The Cambridge Primary Review believes Ofsted needs overhauling. It says: "The Government needs an inspection system which assesses standards and quality in a way that retains the confidence of parents and teachers."
Well, you can say that again.
I've long wondered why the teaching profession tolerates such an aggressive, useless form of inspection. The unions don't complain about it enough, the National College for Leadership accepts it and the General Teaching Council for England, supposedly representing the profession, never raises an eyebrow. Perhaps it is no longer possible to stop this pernicious juggernaut, which seems to inspect just about everything now, often making its own rules up as it goes along.
Ofsted was created because the Government wanted all schools to be inspected in exactly the same way, because that would be "fair". In keeping with this supposed fairness, it evolved a strangely sterile vocabulary, making it impossible to discern a school's individual character from reading an inspection report. The language often encompasses the extraordinarily trite: "Where lessons were good, children were on task and concentrating." Wow!
In the primary sector, the sole arbiter of success is the number of level 4s a school attains, which should rise annually unless you want to be told you're not aspirational enough. And the inspection process is obsessed with making schools churn out ludicrous amounts of data, little of it reflecting reality and causing inspectors to make some very odd judgments.
Knowing Ofsted is on the way often terrifies teachers. A handful have even taken their own lives. One crawled into school ill, and died on the floor. Ask anyone who's living with a teacher. They'll say they hardly recognise their partners when Ofsted's on the horizon. Yet we accept all this, sigh with relief when we don't go into special measures, thank God when the inspection is over, then spend much of our school year keeping up with the changing and ever-increasing demands.
Inspecting every school regularly, and training (I use the word loosely) an army of inspectors, costs vast sums of money that could be put to much better use. I've endured four Ofsteds and been staggered at the lack of ability, sensitivity and knowledge shown by many inspectors. In my first, only one had any primary experience. Another inspection included a failed head. Criticising others was presumably much easier than doing the job himself.
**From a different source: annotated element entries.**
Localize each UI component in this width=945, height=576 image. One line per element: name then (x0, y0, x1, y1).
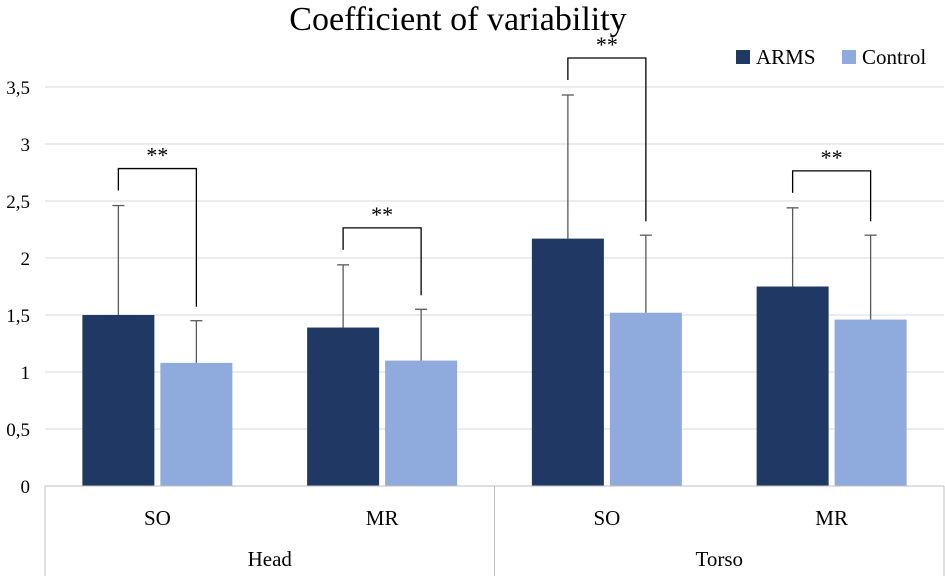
bar-control-2 (385, 360, 458, 486)
x-category-label: MR (366, 506, 399, 530)
x-category-label: MR (815, 506, 848, 530)
bar-arms-4 (756, 286, 829, 486)
significance-bracket (117, 167, 198, 307)
legend-swatch-control (842, 50, 856, 64)
significance-bracket (791, 170, 872, 222)
y-tick-label: 1,5 (6, 306, 30, 327)
bar-arms-3 (531, 238, 604, 486)
significance-label: ** (371, 202, 393, 227)
legend: ARMS Control (736, 45, 926, 69)
bar-arms-2 (307, 327, 380, 486)
error-bars (112, 94, 877, 363)
significance-bracket (342, 227, 422, 296)
bar-control-3 (609, 312, 682, 486)
bar-control-1 (160, 362, 233, 486)
y-tick-label: 2,5 (6, 192, 30, 213)
significance-brackets: ** ** ** ** (117, 32, 872, 307)
x-axis: SO MR SO MR Head Torso (44, 485, 945, 576)
x-category-label: SO (144, 506, 171, 530)
bars (82, 238, 907, 486)
y-tick-label: 2 (21, 249, 31, 270)
legend-label-control: Control (862, 45, 926, 69)
legend-swatch-arms (736, 50, 750, 64)
bar-control-4 (834, 319, 907, 486)
y-tick-label: 3 (21, 135, 31, 156)
significance-label: ** (146, 143, 168, 168)
chart-title: Coefficient of variability (289, 1, 626, 38)
y-tick-label: 3,5 (6, 78, 30, 99)
legend-label-arms: ARMS (756, 45, 816, 69)
y-tick-label: 0,5 (6, 420, 30, 441)
x-group-label: Torso (695, 547, 743, 571)
significance-label: ** (596, 32, 618, 57)
significance-bracket (567, 57, 647, 222)
y-tick-label: 1 (21, 363, 31, 384)
y-tick-label: 0 (21, 477, 31, 498)
bar-arms-1 (82, 315, 155, 486)
x-category-label: SO (593, 506, 620, 530)
x-group-label: Head (248, 547, 293, 571)
significance-label: ** (821, 145, 843, 170)
y-axis-ticks: 0 0,5 1 1,5 2 2,5 3 3,5 (6, 78, 30, 498)
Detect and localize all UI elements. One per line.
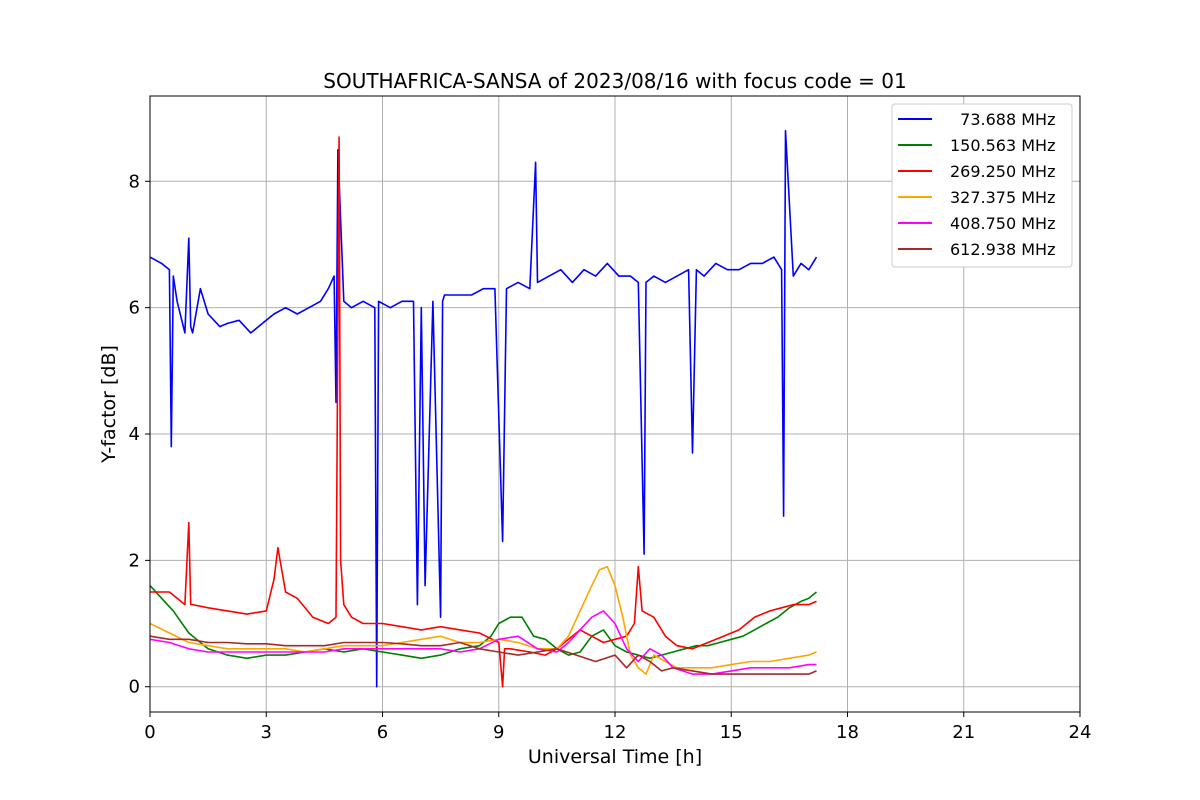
- legend-label-4: 408.750 MHz: [950, 214, 1055, 233]
- series-line-0: [150, 129, 818, 688]
- x-tick-label: 24: [1069, 722, 1092, 743]
- y-tick-label: 0: [129, 677, 140, 698]
- y-tick-label: 4: [129, 424, 140, 445]
- series-line-1: [150, 585, 818, 660]
- plot-area: [150, 129, 818, 688]
- x-tick-label: 9: [493, 722, 504, 743]
- series-line-2: [150, 136, 817, 688]
- x-tick-label: 18: [836, 722, 859, 743]
- legend-label-5: 612.938 MHz: [950, 240, 1055, 259]
- x-tick-label: 3: [261, 722, 272, 743]
- legend: 73.688 MHz 150.563 MHz 269.250 MHz 327.375 …: [891, 103, 1073, 268]
- chart-title: SOUTHAFRICA-SANSA of 2023/08/16 with foc…: [323, 69, 907, 93]
- legend-label-1: 150.563 MHz: [950, 136, 1055, 155]
- legend-label-2: 269.250 MHz: [950, 162, 1055, 181]
- x-axis-label: Universal Time [h]: [528, 746, 702, 768]
- x-tick-label: 12: [604, 722, 627, 743]
- x-tick-label: 21: [952, 722, 975, 743]
- y-tick-label: 2: [129, 550, 140, 571]
- legend-label-3: 327.375 MHz: [950, 188, 1055, 207]
- series-layer: [150, 129, 818, 688]
- series-line-4: [150, 610, 817, 675]
- y-tick-label: 6: [129, 298, 140, 319]
- x-tick-label: 6: [377, 722, 388, 743]
- legend-box: [891, 103, 1073, 268]
- legend-label-0: 73.688 MHz: [950, 110, 1055, 129]
- x-tick-label: 0: [144, 722, 155, 743]
- series-line-5: [150, 635, 817, 675]
- y-tick-label: 8: [129, 171, 140, 192]
- x-tick-label: 15: [720, 722, 743, 743]
- y-axis-label: Y-factor [dB]: [98, 345, 120, 464]
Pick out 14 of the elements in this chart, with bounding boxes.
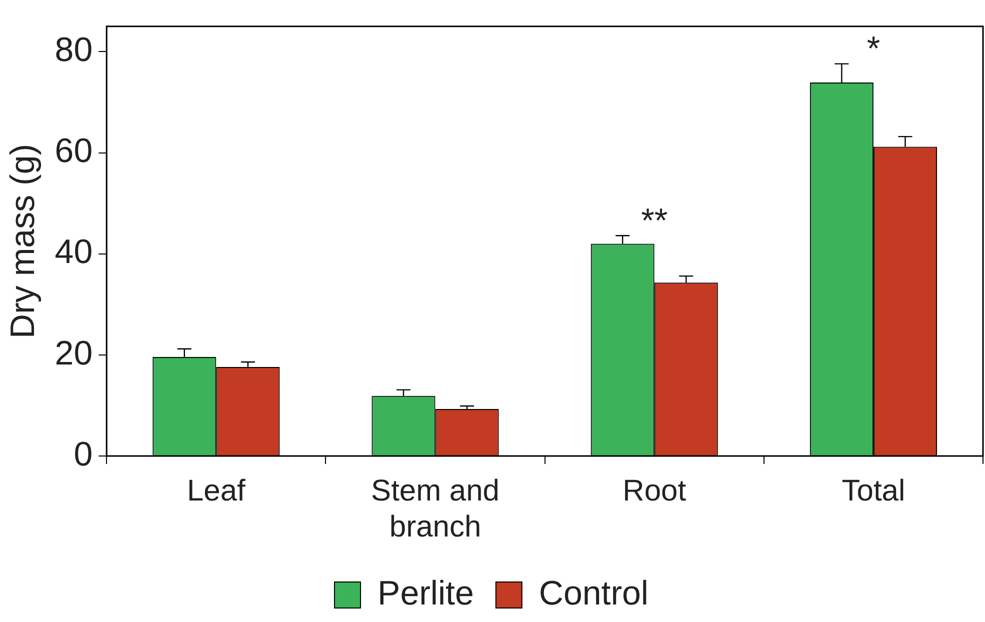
legend-label: Control [538, 574, 648, 612]
annotation: * [866, 30, 880, 68]
x-tick-label: Stem and branch [371, 474, 500, 544]
y-axis-title: Dry mass (g) [4, 144, 42, 338]
y-tick-label: 40 [54, 233, 93, 272]
legend-label: Perlite [378, 574, 474, 612]
x-tick-label: Leaf [186, 474, 246, 508]
y-tick-label: 20 [54, 334, 93, 372]
x-tick-label: Root [622, 474, 687, 508]
y-tick-label: 60 [54, 132, 93, 170]
y-tick-label: 0 [74, 435, 93, 474]
annotation: ** [641, 202, 668, 240]
y-tick-label: 80 [54, 31, 93, 70]
x-tick-label: Total [842, 474, 906, 508]
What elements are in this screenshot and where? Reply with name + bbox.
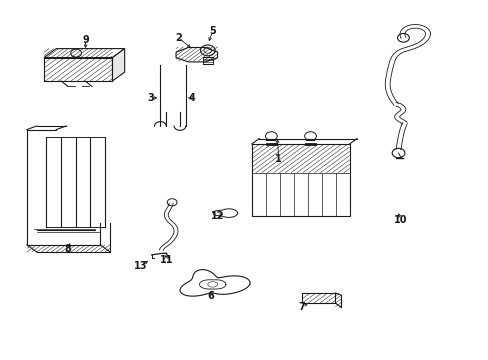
Text: 8: 8 (64, 244, 71, 254)
Bar (302, 293, 335, 303)
Text: 3: 3 (147, 93, 154, 103)
Text: 9: 9 (82, 35, 89, 45)
Text: 6: 6 (207, 291, 214, 301)
Text: 12: 12 (210, 211, 224, 221)
Polygon shape (176, 48, 217, 62)
Text: 4: 4 (188, 93, 195, 103)
Text: 1: 1 (275, 154, 282, 164)
Text: 10: 10 (393, 215, 407, 225)
Polygon shape (44, 49, 124, 58)
Text: 5: 5 (209, 26, 216, 36)
Text: 11: 11 (159, 255, 173, 265)
Polygon shape (112, 49, 124, 81)
Bar (251, 144, 349, 216)
Text: 7: 7 (298, 302, 305, 312)
Text: 2: 2 (175, 33, 182, 43)
Text: 13: 13 (134, 261, 147, 271)
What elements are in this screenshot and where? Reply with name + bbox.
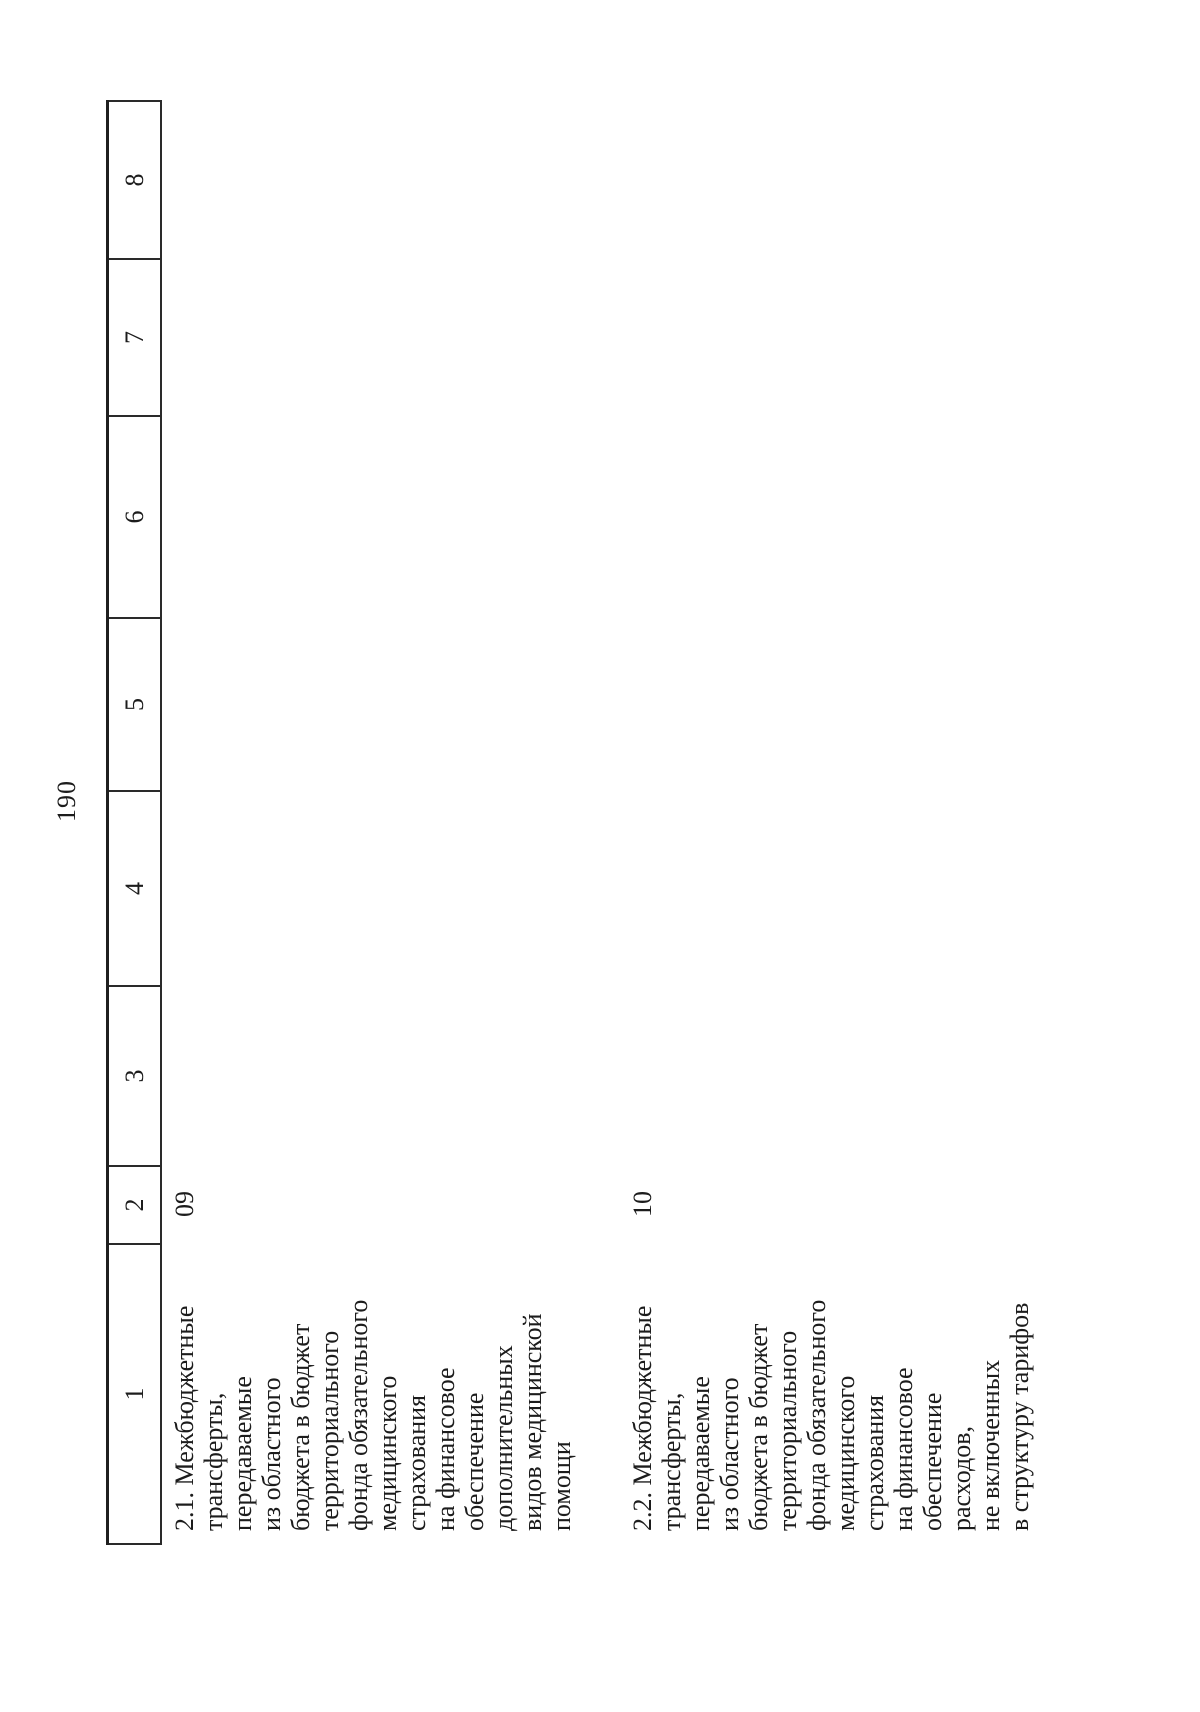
row-title-line: трансферты, <box>657 1392 686 1531</box>
row-title-line: медицинского <box>373 1375 402 1531</box>
header-cell-2: 2 <box>109 1165 160 1243</box>
row-title-line: расходов, <box>947 1425 976 1531</box>
header-cell-6: 6 <box>109 415 160 617</box>
row-title-line: фонда обязательного <box>802 1299 831 1531</box>
row-title-line: бюджета в бюджет <box>286 1323 315 1531</box>
table-row-2-2-title: 2.2. Межбюджетные трансферты, передаваем… <box>628 1231 1034 1531</box>
row-title-line: 2.1. Межбюджетные <box>170 1305 199 1531</box>
row-title-line: передаваемые <box>686 1376 715 1531</box>
row-title-line: трансферты, <box>199 1392 228 1531</box>
row-title-line: территориального <box>773 1330 802 1531</box>
page-number: 190 <box>52 780 81 822</box>
row-title-line: фонда обязательного <box>344 1299 373 1531</box>
row-title-line: обеспечение <box>918 1392 947 1531</box>
header-cell-4: 4 <box>109 790 160 985</box>
row-title-line: дополнительных <box>489 1345 518 1531</box>
row-title-line: страхования <box>860 1394 889 1531</box>
budget-table: 1 2 3 4 5 6 7 8 <box>106 100 162 1545</box>
table-header-row: 1 2 3 4 5 6 7 8 <box>106 100 162 1545</box>
row-title-line: территориального <box>315 1330 344 1531</box>
row-title-line: страхования <box>402 1394 431 1531</box>
header-cell-5: 5 <box>109 617 160 790</box>
header-cell-8: 8 <box>109 100 160 258</box>
row-title-line: на финансовое <box>431 1367 460 1531</box>
row-title-line: передаваемые <box>228 1376 257 1531</box>
row-title-line: видов медицинской <box>518 1313 547 1532</box>
row-title-line: помощи <box>547 1441 576 1531</box>
table-row-2-1-title: 2.1. Межбюджетные трансферты, передаваем… <box>170 1231 576 1531</box>
header-cell-3: 3 <box>109 985 160 1165</box>
header-cell-7: 7 <box>109 258 160 415</box>
header-cell-1: 1 <box>109 1243 160 1545</box>
row-title-line: не включенных <box>976 1359 1005 1531</box>
table-row-2-2-code: 10 <box>628 1191 657 1217</box>
row-title-line: медицинского <box>831 1375 860 1531</box>
table-row-2-1-code: 09 <box>170 1191 199 1217</box>
row-title-line: из областного <box>257 1377 286 1531</box>
row-title-line: 2.2. Межбюджетные <box>628 1305 657 1531</box>
row-title-line: обеспечение <box>460 1392 489 1531</box>
row-title-line: бюджета в бюджет <box>744 1323 773 1531</box>
row-title-line: в структуру тарифов <box>1005 1302 1034 1531</box>
row-title-line: на финансовое <box>889 1367 918 1531</box>
row-title-line: из областного <box>715 1377 744 1531</box>
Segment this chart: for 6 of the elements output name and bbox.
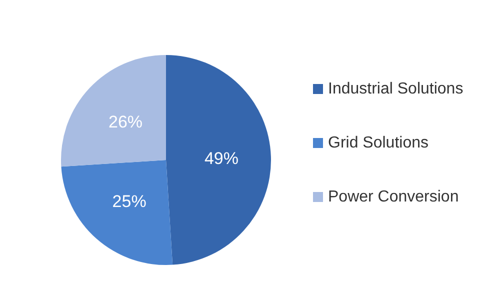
data-label: 26% xyxy=(108,112,143,132)
data-label: 49% xyxy=(204,148,238,168)
legend-label: Power Conversion xyxy=(328,188,459,206)
data-label: 25% xyxy=(112,192,146,212)
legend-label: Grid Solutions xyxy=(328,134,428,152)
legend-label: Industrial Solutions xyxy=(328,80,464,98)
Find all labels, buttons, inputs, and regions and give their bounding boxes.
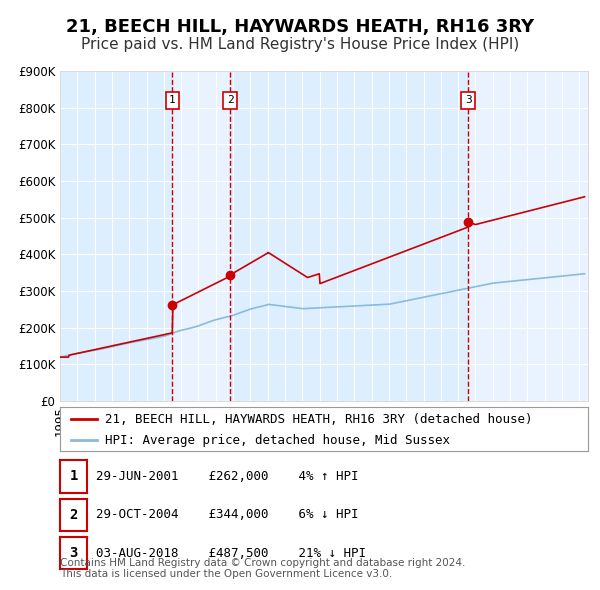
Text: 1: 1 xyxy=(70,470,77,483)
Text: 2: 2 xyxy=(70,508,77,522)
Text: Contains HM Land Registry data © Crown copyright and database right 2024.
This d: Contains HM Land Registry data © Crown c… xyxy=(60,558,466,579)
Bar xyxy=(468,71,588,401)
Bar xyxy=(172,71,230,401)
Text: 2: 2 xyxy=(227,95,233,105)
Text: 21, BEECH HILL, HAYWARDS HEATH, RH16 3RY: 21, BEECH HILL, HAYWARDS HEATH, RH16 3RY xyxy=(66,18,534,35)
Text: HPI: Average price, detached house, Mid Sussex: HPI: Average price, detached house, Mid … xyxy=(105,434,450,447)
Text: 03-AUG-2018    £487,500    21% ↓ HPI: 03-AUG-2018 £487,500 21% ↓ HPI xyxy=(96,546,366,560)
Text: 21, BEECH HILL, HAYWARDS HEATH, RH16 3RY (detached house): 21, BEECH HILL, HAYWARDS HEATH, RH16 3RY… xyxy=(105,413,532,426)
Text: 3: 3 xyxy=(70,546,77,560)
Text: 29-OCT-2004    £344,000    6% ↓ HPI: 29-OCT-2004 £344,000 6% ↓ HPI xyxy=(96,508,359,522)
Text: 29-JUN-2001    £262,000    4% ↑ HPI: 29-JUN-2001 £262,000 4% ↑ HPI xyxy=(96,470,359,483)
Text: 3: 3 xyxy=(465,95,472,105)
Text: 1: 1 xyxy=(169,95,176,105)
Text: Price paid vs. HM Land Registry's House Price Index (HPI): Price paid vs. HM Land Registry's House … xyxy=(81,37,519,52)
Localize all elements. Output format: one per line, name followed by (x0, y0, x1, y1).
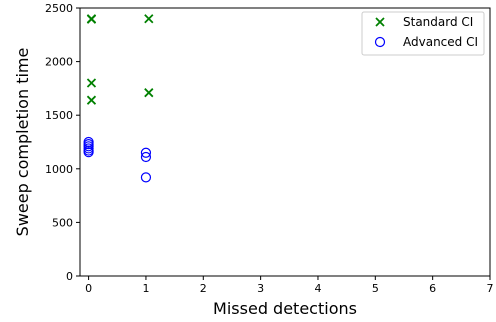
x-tick-label: 4 (314, 282, 321, 295)
y-tick-label: 2000 (45, 56, 73, 69)
x-tick-label: 0 (85, 282, 92, 295)
x-tick-label: 6 (429, 282, 436, 295)
y-axis-label: Sweep completion time (13, 48, 32, 237)
point-standard-ci (144, 14, 154, 24)
point-advanced-ci (140, 172, 152, 183)
plot-frame (79, 7, 491, 277)
y-tick-label: 0 (66, 270, 73, 283)
y-tick-label: 1500 (45, 109, 73, 122)
marks-layer (83, 14, 154, 183)
point-advanced-ci (83, 147, 94, 158)
legend-label-advanced-ci: Advanced CI (403, 35, 478, 49)
legend: Standard CI Advanced CI (361, 11, 485, 56)
x-tick-label: 3 (257, 282, 264, 295)
legend-box (361, 11, 485, 56)
x-tick-label: 5 (372, 282, 379, 295)
legend-marker-standard-ci (375, 17, 385, 27)
y-tick-label: 1000 (45, 163, 73, 176)
y-tick-label: 2500 (45, 2, 73, 15)
legend-label-standard-ci: Standard CI (403, 15, 473, 29)
point-standard-ci (144, 88, 154, 98)
x-tick-label: 1 (142, 282, 149, 295)
x-tick-label: 2 (200, 282, 207, 295)
legend-marker-advanced-ci (374, 36, 386, 48)
point-standard-ci (86, 14, 97, 24)
x-tick-label: 7 (487, 282, 494, 295)
point-standard-ci (86, 78, 97, 88)
point-advanced-ci (140, 147, 152, 158)
point-standard-ci (86, 95, 97, 105)
x-axis-label: Missed detections (213, 299, 357, 318)
y-tick-label: 500 (52, 216, 73, 229)
ticks-layer: 0 1 2 3 4 5 6 7 0 500 1000 1500 2000 2500 (45, 2, 494, 295)
point-advanced-ci (140, 151, 152, 163)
I've been inspected by a farmer's wife, a police officer and a minor lawyer: none understood the intricacies of our job. I've been tut-tutted by a "devout" lady who said we weren't celebrating many religions ... until my RE co-ordinator walked her round 10 displays of work. I've been told our special needs teaching could only be considered successful if the data shows children have made rapid sub-level progress, and our Spanish teaching should involve much more written work, rather than oral.
I've fought an appalling inspection team for two years, and in the complaint process found that the commissioning agency, which showed sympathy at first, mysteriously withdrew its support. In the final stages, the independent adjudicator recommended the lead inspector should be cautioned. Ofsted reluctantly agreed, and by chance I happened to intercept the letter they wrote. "Looking after one's own" is the politest way of describing it.
I knew a head who battled with an insane chair of governors and ultimately refused to let him in the building. Wouldn't it be great if we all did the same to Ofsted ... until a properly fair, sensible and effective system is devised.